During certain conditions, such as iodine deficiency, the thyroid gland enlarges in order to capture more iodine from the blood to create thyroid hormones. The thyroid is supplied with blood through 4 major arteries. Under normal conditions these arteries carry the equivalent of the entire body’s supply of blood each hour.
Adjacent to each thyroid lobe is the laryngeal nerve which supplies the voice box and vocal cords. Because of this there is a risk of damage during thyroid surgeries.
Four parathyroid glands (near the thyroid) make parathyroid hormones (PTH). This causes the kidneys to retain calcium in the blood thus releasing phosphorus into the urine. PTH also increases the activation of Vit D which enhances the activity of Vit D & Calcium. Parathyroid glands are sometimes damaged in surgery or are accidentally removed leaving the patient to suffer from hypoparathyroidism for the rest of their life. This causes calcium levels to drop giving symptoms of muscle cramps & spasms, numbness and if severe, seizures.
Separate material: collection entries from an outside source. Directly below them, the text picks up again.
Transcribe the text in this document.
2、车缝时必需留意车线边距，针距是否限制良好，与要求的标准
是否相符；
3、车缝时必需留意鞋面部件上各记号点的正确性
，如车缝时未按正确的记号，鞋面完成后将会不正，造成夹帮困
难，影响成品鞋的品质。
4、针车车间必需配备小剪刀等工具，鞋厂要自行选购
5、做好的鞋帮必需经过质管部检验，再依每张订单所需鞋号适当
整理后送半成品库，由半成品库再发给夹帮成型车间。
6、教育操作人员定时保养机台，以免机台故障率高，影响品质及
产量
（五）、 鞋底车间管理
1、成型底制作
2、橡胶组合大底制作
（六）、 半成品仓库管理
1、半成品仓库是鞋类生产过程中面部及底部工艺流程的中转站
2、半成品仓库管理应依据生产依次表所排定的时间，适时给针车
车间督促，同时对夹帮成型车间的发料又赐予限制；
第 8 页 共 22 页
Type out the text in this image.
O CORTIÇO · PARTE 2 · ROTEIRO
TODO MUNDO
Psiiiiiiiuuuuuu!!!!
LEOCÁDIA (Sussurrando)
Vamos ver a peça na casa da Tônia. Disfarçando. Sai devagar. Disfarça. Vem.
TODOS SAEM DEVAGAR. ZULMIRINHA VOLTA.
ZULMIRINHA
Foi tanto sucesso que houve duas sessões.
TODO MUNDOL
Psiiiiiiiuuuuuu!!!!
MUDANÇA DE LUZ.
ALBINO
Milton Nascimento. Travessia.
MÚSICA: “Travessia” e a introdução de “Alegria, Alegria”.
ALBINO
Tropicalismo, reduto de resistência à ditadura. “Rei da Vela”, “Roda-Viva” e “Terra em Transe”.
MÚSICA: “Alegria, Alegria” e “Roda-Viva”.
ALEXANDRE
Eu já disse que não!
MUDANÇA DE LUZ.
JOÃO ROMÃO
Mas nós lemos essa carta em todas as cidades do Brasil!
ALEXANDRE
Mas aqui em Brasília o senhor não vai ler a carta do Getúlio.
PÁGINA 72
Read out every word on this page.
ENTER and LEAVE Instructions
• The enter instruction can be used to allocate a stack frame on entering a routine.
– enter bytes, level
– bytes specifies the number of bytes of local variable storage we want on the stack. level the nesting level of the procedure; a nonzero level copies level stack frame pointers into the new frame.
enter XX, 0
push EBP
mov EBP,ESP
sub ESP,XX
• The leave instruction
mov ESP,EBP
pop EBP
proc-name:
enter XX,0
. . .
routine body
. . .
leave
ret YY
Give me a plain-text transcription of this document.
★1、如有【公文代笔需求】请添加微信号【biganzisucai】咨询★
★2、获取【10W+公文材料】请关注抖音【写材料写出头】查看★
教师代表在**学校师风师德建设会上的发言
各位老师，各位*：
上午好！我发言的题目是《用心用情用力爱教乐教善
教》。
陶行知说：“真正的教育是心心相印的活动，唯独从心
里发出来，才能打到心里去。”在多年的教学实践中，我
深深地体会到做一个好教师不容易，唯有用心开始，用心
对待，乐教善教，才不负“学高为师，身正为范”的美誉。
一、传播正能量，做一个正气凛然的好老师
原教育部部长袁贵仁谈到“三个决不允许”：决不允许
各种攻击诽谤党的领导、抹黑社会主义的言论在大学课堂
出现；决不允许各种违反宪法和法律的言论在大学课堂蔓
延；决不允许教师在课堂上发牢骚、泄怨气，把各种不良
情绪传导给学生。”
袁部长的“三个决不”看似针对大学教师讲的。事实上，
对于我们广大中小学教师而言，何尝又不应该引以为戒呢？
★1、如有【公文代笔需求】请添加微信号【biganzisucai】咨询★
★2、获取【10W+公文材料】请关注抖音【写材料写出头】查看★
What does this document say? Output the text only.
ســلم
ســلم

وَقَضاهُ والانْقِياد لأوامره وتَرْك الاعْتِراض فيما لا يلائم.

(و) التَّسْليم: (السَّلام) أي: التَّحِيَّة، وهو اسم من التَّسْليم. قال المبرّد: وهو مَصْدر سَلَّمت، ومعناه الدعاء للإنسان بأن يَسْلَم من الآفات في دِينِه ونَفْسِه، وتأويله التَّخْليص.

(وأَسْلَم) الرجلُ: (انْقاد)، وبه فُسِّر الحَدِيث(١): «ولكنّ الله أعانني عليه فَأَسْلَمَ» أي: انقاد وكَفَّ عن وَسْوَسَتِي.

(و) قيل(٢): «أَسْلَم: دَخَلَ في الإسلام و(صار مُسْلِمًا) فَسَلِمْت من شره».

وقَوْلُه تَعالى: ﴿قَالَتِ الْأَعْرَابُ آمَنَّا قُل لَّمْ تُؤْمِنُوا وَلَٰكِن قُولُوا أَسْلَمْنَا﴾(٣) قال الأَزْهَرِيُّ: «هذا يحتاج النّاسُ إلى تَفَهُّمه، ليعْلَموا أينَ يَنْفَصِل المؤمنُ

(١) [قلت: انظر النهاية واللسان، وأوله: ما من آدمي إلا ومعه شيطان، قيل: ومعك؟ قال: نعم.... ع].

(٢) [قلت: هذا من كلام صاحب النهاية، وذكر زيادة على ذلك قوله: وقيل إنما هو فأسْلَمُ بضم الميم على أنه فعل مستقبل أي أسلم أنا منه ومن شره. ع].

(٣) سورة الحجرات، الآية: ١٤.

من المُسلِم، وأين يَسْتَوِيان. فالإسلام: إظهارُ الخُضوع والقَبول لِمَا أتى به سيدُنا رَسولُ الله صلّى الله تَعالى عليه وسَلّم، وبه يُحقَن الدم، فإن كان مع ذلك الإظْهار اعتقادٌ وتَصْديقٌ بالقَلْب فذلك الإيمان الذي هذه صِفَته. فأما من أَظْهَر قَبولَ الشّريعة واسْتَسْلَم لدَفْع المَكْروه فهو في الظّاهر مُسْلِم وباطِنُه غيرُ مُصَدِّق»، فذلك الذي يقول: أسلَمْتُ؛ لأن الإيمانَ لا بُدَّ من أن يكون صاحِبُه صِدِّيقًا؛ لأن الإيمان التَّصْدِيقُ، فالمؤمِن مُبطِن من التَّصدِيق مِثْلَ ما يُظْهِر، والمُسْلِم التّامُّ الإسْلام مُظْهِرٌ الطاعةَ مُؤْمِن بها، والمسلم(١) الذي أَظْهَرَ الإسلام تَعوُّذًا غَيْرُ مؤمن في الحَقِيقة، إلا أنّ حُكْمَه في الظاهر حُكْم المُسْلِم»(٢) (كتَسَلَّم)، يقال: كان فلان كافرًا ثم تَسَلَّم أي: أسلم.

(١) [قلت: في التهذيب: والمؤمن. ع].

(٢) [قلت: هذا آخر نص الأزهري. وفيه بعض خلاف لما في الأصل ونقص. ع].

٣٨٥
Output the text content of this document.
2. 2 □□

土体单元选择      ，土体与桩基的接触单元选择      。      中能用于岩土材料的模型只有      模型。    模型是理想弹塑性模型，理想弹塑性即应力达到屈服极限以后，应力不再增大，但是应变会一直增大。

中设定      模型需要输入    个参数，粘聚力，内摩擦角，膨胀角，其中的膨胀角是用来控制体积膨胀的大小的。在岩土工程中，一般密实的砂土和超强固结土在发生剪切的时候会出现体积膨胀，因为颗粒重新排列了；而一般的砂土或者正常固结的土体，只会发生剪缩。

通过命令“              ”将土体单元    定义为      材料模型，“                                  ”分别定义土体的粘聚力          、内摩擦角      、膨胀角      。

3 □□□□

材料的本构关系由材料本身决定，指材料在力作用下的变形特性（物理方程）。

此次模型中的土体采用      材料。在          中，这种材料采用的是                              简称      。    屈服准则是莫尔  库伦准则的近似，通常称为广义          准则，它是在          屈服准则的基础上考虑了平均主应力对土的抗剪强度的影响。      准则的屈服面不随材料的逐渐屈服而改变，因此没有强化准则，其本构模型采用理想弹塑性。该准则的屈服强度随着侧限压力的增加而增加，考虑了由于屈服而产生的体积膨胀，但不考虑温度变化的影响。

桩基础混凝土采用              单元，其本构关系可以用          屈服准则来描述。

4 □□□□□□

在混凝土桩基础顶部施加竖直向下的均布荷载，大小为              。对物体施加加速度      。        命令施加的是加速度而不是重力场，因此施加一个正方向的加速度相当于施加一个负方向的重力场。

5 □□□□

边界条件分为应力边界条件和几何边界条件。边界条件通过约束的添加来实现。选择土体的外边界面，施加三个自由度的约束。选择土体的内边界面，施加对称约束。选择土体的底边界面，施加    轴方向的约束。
Inside the thyroid are cells called follicular cells. They are arranged in ball shaped groups called follicles with the center (follicular lumen) containing stored thyroid hormone called a colloid. All of the thyroid follicles are contained in a fibrous capsule of the thyroid gland like bunches of grapes. The adjacent cells called parafollicular cells make additional hormones like calcitonin. The thyroid follicular cells have receptors (proteins) in the membrane for receiving hormones that control the thyroid like TSH (thyroid stimulating hormone – from the pituitary gland). TSH signals the NIS (sodium iodine symporters or pumps) to pull iodine into the cells to produce thyroid hormone. TSH also signals the body to produce thyroglobulin which is used in the thyroid hormone creation process.